A high-carb diet causes your body to live in a state of constant high-blood sugar levels and spiked insulin loads. When you cut back on carbs, you lower blood sugar and insulin levels to reduce inflammation and improve your body's ability to burn fat.
If you're accustomed to eating a very high-carb diet and suddenly switch to a very low-carb diet, you could experience rather dramatic drops in your blood sugar during the first few days or weeks of your transition. This low blood sugar can cause notably uncomfortable side effects and intense cravings.
Carbs and Blood Sugar
Your body converts consumed carbohydrates into glucose, a type of sugar. When the glucose enters your bloodstream, it leads to an increase in your blood sugar level.
The pancreas produces insulin in response to spikes in blood sugar, which helps your body store the sugar for energy. This insulin release subsides when your cells absorb the sugar and your levels stabilize. In a healthy body, the surge of blood sugar and insulin is relatively moderate and keeps you evenly motoring through your day.
When you eat lots of carbohydrates, your body's blood sugar remains consistently high and your system constantly pumps out insulin. This chronic elevation of blood sugar and release of insulin causes inflammation, an increase in fat storage and an inability to burn stored fat.
Chronically high blood sugar levels increase your risk of disease, including heart disease and type 2 diabetes. You crave carbohydrates regularly for energy, because your body isn't efficient at using stored fat for fuel.
How a Low-Carb Diet Impacts Blood Sugar
If you regularly consume a large amount of carbohydrates, especially refined ones like white bread and soda, you may experience a notable drop in blood sugar when you drastically reduce your carb intake. In the first week of carb reduction, your body will seek to maintain your high sugar intake. You'll crave carbohydrates and may even feel weak because your body hasn't yet become efficient at burning fat for fuel.
Over the course of several days, and sometimes weeks, your system adjusts to more stable blood sugar levels and utilizes more stored fat for fuel. These are some of the primary benefits of a low-carb eating plan, but the adjustment period can be difficult.
Side Effects of Low Blood Sugar
You might need as long as three weeks to adjust to low-carb eating. For the first day or two of the plan, your body runs on stored glucose in your liver and muscles -- and your insulin levels may remain elevated. But, when you burn through these stores, your body still produces the same high levels of insulin it has been trained to produce, even though your carb intake is down.
When you produce more insulin than necessary, blood sugar levels plummet. Your body struggles to normalize them, producing adrenalin in an attempt to jolt the liver into breaking down stored energy. Your nervous system releases the neurotransmitter acetylcholine that prompts sweating. These two compounds can also lead you to experience severe side effects.
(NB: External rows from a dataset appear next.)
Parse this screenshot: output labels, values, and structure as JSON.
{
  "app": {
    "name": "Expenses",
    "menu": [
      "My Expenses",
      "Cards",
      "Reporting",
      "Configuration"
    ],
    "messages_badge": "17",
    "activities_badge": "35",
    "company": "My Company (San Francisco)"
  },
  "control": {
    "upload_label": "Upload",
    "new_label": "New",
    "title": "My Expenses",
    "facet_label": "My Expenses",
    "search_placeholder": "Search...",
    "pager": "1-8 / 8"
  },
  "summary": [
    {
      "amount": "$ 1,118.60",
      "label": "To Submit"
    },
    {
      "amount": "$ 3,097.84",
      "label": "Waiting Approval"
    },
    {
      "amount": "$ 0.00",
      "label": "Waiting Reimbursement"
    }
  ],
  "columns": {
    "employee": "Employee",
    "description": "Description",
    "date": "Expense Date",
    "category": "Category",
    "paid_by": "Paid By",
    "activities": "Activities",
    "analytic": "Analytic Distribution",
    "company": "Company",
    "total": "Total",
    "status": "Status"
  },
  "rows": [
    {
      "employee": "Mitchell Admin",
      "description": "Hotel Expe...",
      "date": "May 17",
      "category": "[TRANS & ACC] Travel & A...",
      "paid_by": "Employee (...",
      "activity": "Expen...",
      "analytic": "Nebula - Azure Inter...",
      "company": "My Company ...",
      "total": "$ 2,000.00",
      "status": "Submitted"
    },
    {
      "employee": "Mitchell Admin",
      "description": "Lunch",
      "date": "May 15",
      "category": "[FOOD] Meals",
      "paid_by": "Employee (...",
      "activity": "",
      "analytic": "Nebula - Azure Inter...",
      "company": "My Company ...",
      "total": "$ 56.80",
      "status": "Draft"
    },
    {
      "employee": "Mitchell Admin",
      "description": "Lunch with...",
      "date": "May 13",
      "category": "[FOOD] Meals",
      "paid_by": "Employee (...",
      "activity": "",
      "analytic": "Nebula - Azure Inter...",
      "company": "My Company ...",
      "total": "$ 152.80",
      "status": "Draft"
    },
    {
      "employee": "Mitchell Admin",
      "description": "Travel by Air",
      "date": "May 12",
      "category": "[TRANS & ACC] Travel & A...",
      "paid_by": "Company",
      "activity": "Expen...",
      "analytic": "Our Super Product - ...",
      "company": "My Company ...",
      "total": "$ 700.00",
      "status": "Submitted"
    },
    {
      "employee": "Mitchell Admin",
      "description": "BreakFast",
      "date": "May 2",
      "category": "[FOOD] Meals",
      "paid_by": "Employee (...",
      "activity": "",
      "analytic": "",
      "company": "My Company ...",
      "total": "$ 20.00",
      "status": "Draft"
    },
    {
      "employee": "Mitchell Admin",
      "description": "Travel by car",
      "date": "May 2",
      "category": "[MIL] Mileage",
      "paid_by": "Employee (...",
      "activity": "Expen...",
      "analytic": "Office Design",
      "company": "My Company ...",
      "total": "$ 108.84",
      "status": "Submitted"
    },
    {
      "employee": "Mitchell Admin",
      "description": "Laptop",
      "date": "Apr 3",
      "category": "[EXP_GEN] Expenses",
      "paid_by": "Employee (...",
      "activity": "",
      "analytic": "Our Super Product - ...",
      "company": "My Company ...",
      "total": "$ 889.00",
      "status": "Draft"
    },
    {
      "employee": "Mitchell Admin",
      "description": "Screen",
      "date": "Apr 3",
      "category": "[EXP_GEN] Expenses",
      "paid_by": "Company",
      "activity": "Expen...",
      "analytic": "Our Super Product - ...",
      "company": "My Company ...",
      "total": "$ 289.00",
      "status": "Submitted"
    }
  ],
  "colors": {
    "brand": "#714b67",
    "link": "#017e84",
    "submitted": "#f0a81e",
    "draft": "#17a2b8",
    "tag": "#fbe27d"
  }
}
While many may feel just a general malaise and crave carbs, others can have a full-on hypoglycemic attack. This includes heart palpitations, dizziness, irritability, shakiness, nausea, flushing, headaches and even a panic attack.
The seriousness of your symptoms often depends on how drastically you reduce your carb intake. If you reduce your carb intake only moderately -- to 100 to 150 grams for example -- you may not experience such severe symptoms. Reducing carbs to 20 to 50 grams per day, however, can have a big impact.
How to Minimize Drops in Blood Sugar
Easing into a low-carb diet may help you avoid serious drops in blood sugar. Instead of going from a standard 225 to 325 grams of carbs per day to 20 grams, decrease your intake by 20 to 30 grams daily for several days until you reach your target intake.
Also, eat small meals every three to four hours to help stabilize blood sugar levels.
If you do experience intolerable low-blood sugar symptoms, such as a panic attack or extreme shakiness, you might need to drink a small glass of orange juice or have another small, high-carb snack to provide relief. Count this as part of your day's carb intake and, over time, your need for such palliative cures should diminish.